Despite Egypt’s being – barely – a net petroleum exporter, export receipts from the relatively small local oil sector aren’t enough to offset the cost of fuel subsidies. “This means the subsidy cost is increasing at the same time that oil production is declining,” noted Tantawi. Growing domestic energy demands – coupled with the depletion of the nation’s aging oil fields – has raised the prospect that Egypt might become a net oil importer within five years.

In a bid to ease subsidy costs, therefore, the government on September 9 announced a 50-percent increase in the retail cost of diesel fuel, from £E 0.40 to £E 0.60. Defending the move, prime ministerial spokesman Magdi Radi said the next day that, “The government spends some £E 5 billion annually on subsidizing diesel fuel, and prices have remained unchanged for 10 years.” He added that the real cost of diesel was closer to £E 2 per liter.

While Radi conceded that the transport sector would be affected by the increase, he asserted that fare jumps for mass transportation wouldn’t exceed 6 percent. Radi also pointed out that drivers affected by the move would be compensated by last month’s concurrent reductions in custom tariffs on a variety of vehicles (see story, page 37).

But while government officials insisted the decision wouldn’t dramatically affect the cost of goods or transport, bus and microbus fares immediately jumped by as much as 100 percent in some places. In Luxor and Aswan, bus fares rose 50 percent, reportedly leading to a crackdown on price-jackers by the ministries of interior and local development. In some Delta governorates, meanwhile, microbus fares jumped 100 percent for long-distance trips and 50 percent for short ones. “I used to pay £E 1.5 from Kanater to Banha, but all the microbus drivers told us the fare’s now £E 3, and that those who don’t like it can get out,” said Mahrous El Sayyed, who does his military service in Banha.

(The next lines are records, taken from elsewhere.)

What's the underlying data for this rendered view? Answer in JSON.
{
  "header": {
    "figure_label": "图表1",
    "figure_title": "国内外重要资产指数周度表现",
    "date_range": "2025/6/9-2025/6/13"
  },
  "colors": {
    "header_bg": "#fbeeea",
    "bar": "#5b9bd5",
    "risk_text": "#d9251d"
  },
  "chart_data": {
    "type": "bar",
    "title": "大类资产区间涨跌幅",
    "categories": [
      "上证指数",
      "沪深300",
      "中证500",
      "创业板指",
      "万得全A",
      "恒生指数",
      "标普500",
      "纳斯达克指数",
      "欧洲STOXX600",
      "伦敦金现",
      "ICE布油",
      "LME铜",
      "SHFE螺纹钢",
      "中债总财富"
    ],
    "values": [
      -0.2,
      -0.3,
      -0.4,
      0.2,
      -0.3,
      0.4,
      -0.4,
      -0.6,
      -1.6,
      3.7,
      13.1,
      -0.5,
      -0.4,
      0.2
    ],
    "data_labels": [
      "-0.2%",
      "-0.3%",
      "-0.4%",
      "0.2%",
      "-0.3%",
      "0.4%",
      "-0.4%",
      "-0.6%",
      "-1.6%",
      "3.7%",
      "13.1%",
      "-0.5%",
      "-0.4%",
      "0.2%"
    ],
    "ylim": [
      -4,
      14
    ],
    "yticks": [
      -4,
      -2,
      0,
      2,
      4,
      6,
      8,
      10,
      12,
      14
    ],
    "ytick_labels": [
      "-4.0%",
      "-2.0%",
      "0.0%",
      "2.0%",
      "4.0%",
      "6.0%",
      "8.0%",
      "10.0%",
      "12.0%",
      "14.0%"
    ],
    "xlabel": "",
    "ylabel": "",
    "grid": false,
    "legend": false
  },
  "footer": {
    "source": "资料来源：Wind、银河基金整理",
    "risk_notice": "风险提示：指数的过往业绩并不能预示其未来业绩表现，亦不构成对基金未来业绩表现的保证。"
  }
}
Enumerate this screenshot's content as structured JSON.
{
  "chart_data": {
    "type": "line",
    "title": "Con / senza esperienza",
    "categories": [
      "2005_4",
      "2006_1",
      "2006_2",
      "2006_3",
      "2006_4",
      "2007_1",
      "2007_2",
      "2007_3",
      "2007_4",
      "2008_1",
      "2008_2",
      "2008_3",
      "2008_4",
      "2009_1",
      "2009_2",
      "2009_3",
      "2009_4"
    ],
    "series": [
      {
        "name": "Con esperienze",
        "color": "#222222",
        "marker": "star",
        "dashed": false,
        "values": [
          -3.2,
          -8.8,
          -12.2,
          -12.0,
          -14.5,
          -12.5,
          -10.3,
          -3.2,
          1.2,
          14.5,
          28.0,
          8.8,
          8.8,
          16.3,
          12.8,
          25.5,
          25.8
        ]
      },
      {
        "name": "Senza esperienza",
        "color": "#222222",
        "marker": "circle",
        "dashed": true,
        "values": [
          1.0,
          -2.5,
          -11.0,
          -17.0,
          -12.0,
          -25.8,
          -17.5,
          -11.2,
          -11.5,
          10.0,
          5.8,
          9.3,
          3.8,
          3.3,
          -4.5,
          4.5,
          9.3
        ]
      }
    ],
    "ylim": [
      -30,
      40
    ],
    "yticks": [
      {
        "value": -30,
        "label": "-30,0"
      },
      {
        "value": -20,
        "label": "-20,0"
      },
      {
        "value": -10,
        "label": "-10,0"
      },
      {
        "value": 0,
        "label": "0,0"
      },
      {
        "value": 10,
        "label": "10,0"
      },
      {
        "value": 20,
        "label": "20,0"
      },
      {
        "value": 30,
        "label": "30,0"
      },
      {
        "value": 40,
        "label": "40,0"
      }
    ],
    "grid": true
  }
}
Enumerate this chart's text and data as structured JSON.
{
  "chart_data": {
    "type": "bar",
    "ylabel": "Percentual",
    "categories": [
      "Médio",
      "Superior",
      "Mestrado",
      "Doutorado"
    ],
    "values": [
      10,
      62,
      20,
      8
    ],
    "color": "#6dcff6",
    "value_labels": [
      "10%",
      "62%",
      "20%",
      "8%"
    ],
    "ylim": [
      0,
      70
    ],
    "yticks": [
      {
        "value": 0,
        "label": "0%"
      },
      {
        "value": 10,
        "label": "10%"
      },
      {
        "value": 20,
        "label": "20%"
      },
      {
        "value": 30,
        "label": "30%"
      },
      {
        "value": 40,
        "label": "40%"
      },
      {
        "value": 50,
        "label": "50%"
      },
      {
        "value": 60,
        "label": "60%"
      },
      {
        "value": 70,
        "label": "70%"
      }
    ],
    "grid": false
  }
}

In Cairo, though, microbus drivers have been more reluctant to raise fares, fearing as-yet-unclear penalties. “I wanted to raise the fare by at least 25 percent to cover my costs, but if I do this now, I’ll be imprisoned,” said one driver in Tahrir Square. “But if we don’t modify fares, some of us will look for other jobs.”

It’s not only drivers making dire predictions, though. Many farmers in Upper Egypt and the Delta have warned that agricultural production could fall as a result of the diesel increase, as they will be forced to pay more for both irrigation and transportation. “The government should encourage us to increase our production instead of introducing more impediments,” complained Abdou Hussein, a farmer from Kalioubiya. “I suspect they’ll regret the decision when – after a short time – they notice the shortage in agricultural produce.”

There is also fear that, gradually, the cost increase will trickle down to the average consumer, already frustrated by rising commodity costs since last year’s controlled currency flotation. Wafd MP Mounir Fakhri Abdel Nour told Business Monthly that the new move, while saving the state some £E 1.2 billion in the current fiscal year, would inevitably raise production costs, and that the prices of many products could be expected to increase further.

Mona el Baradei, professor of economics at Cairo University, agreed, saying the increase would serve to raise commodity prices, even of products not directly reliant on oil. “If there’s an increase in oil prices, this will lead to a chain of increases... that will affect the cost of living,” she said. “Any trader will feel the cost of living increase and will increase prices.”

Recognizing the potential for popular disturbances, the government announced shortly after the announcement that bakeries producing strategically vital baladi bread would be exempted from the decision and continue to receive their fuel quotas at £E 0.40 a liter.